In an effort to determine the genetic underpinnings of longevity, scientists at Stanford and elsewhere are mapping the human genomes of supercentenarians, individuals that have lived beyond 110 years old.
A recent entry on the NIH Director’s blog offers an in-depth overview of one such project involving a 115-year-old Dutch woman named Hendrikje “Hennie” van Andel-Schipper, who died in 2005 and donated her body to medical research. Scientists examined the genome of her blood and brain tissue and analyzed the number of somatic mutations, the type of DNA mutations that are acquired over the course of a lifetime rather than inherited. The results raised some interesting questions:
You might imagine that someone who reaches the extreme age of 115 may have a low number of somatic mutations because his or her cells have exceptional protection against DNA damage. [Scientists] rather expected this to be the case for Hennie, particularly because she’d never had leukemia, lymphoma, or any other type of blood cancer. To the researchers’ surprise, the DNA sequencing results showed that Hennie’s blood cells had accumulated about 450 mutations since she was born. That is consistent with a mutation rate of about four mutations per year of life, which is in line with previous work suggesting that laboratory-grown cells derived from younger, healthy people acquire about five mutations annually.
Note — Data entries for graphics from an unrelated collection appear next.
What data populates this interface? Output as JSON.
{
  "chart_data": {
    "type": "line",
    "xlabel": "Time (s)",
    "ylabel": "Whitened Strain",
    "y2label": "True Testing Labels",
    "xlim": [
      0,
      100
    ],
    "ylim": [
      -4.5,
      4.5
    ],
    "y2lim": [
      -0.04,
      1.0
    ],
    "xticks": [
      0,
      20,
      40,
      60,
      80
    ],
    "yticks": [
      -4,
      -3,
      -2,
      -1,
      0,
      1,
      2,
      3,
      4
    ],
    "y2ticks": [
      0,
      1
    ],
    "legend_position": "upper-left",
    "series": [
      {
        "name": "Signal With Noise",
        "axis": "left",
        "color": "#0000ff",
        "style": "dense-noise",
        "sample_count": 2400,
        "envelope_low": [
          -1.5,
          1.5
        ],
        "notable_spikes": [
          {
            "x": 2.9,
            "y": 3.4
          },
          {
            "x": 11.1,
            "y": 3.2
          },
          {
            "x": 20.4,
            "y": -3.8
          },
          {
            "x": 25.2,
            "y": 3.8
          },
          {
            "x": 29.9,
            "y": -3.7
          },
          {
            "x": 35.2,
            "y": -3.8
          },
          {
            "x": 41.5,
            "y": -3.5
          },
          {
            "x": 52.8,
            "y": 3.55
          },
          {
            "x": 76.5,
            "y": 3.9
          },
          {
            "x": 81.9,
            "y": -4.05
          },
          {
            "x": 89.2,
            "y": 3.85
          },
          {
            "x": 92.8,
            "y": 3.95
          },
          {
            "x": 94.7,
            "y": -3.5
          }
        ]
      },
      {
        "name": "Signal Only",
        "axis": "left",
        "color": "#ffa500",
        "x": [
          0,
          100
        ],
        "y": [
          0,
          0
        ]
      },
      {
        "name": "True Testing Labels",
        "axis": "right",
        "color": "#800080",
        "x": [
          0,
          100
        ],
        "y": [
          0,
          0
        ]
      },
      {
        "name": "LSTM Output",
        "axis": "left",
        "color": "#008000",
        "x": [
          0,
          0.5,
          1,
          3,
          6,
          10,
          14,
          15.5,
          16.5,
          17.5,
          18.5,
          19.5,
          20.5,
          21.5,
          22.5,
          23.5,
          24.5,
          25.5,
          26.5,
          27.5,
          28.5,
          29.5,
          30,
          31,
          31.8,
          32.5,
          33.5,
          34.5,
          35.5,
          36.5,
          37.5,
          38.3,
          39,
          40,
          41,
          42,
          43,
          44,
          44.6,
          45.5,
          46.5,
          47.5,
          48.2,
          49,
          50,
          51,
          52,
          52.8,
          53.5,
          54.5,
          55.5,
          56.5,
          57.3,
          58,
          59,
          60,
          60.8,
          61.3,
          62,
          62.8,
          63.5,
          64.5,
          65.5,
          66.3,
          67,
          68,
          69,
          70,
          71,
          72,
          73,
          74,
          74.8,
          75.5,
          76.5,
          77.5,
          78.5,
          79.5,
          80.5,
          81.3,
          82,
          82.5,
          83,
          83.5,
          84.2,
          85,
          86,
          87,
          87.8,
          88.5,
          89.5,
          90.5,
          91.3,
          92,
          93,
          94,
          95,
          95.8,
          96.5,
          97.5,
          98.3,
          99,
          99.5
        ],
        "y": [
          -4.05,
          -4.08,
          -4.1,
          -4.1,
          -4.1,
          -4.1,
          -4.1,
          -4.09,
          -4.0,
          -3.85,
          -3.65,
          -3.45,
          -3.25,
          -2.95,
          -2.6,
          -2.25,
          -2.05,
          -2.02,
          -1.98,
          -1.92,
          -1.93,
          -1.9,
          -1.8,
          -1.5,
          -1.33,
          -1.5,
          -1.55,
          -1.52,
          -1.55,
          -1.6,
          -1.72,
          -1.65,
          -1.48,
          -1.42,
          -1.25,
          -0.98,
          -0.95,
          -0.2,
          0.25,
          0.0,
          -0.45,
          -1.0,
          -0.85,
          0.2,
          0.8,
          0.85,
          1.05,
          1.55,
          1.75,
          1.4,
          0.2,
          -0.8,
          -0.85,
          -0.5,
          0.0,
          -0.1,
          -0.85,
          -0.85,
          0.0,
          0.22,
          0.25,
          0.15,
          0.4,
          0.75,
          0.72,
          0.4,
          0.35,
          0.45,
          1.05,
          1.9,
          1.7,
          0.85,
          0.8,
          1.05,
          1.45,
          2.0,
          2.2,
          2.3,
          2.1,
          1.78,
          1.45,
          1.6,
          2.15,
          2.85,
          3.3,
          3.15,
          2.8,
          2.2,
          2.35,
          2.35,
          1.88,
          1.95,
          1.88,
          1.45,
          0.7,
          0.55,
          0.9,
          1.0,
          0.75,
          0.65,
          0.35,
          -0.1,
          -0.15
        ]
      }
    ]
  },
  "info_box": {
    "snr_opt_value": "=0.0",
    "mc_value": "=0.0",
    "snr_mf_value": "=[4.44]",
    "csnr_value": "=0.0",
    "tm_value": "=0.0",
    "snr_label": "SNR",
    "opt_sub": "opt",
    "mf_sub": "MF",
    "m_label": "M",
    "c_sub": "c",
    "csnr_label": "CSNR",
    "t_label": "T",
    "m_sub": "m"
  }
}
Recognizing that circulating blood cells are derived from a large pool of stem cells in the bone marrow, and that each stem cell may have acquired a different set of mutations during life, researchers thought it would be challenging to detect any mutations in a collection of millions of blood cells. After all, in healthy adults, bone marrow contains about 11,000 hematopoietic stem cells, of which about 1,300 are actively dividing and replenishing our blood cells. If just one of those stem cells had undergone a mutation of an A to a T, the sensitivity of current DNA sequencing technology would be very unlikely to discover it.
However, further study of Hennie’s blood genome revealed that most of her circulating white blood cells were derived from just two hematopoietic stem cells. Not only did that make the process of detecting Hennie’s somatic mutations much easier, it raised fascinating questions about how the aging process affects bone marrow. While the work still must be reproduced in other older people, the researchers speculate that as we age, the pool of hematopoietic stem cells may shrink, until all of our white blood cells are clones of just a few parent cells.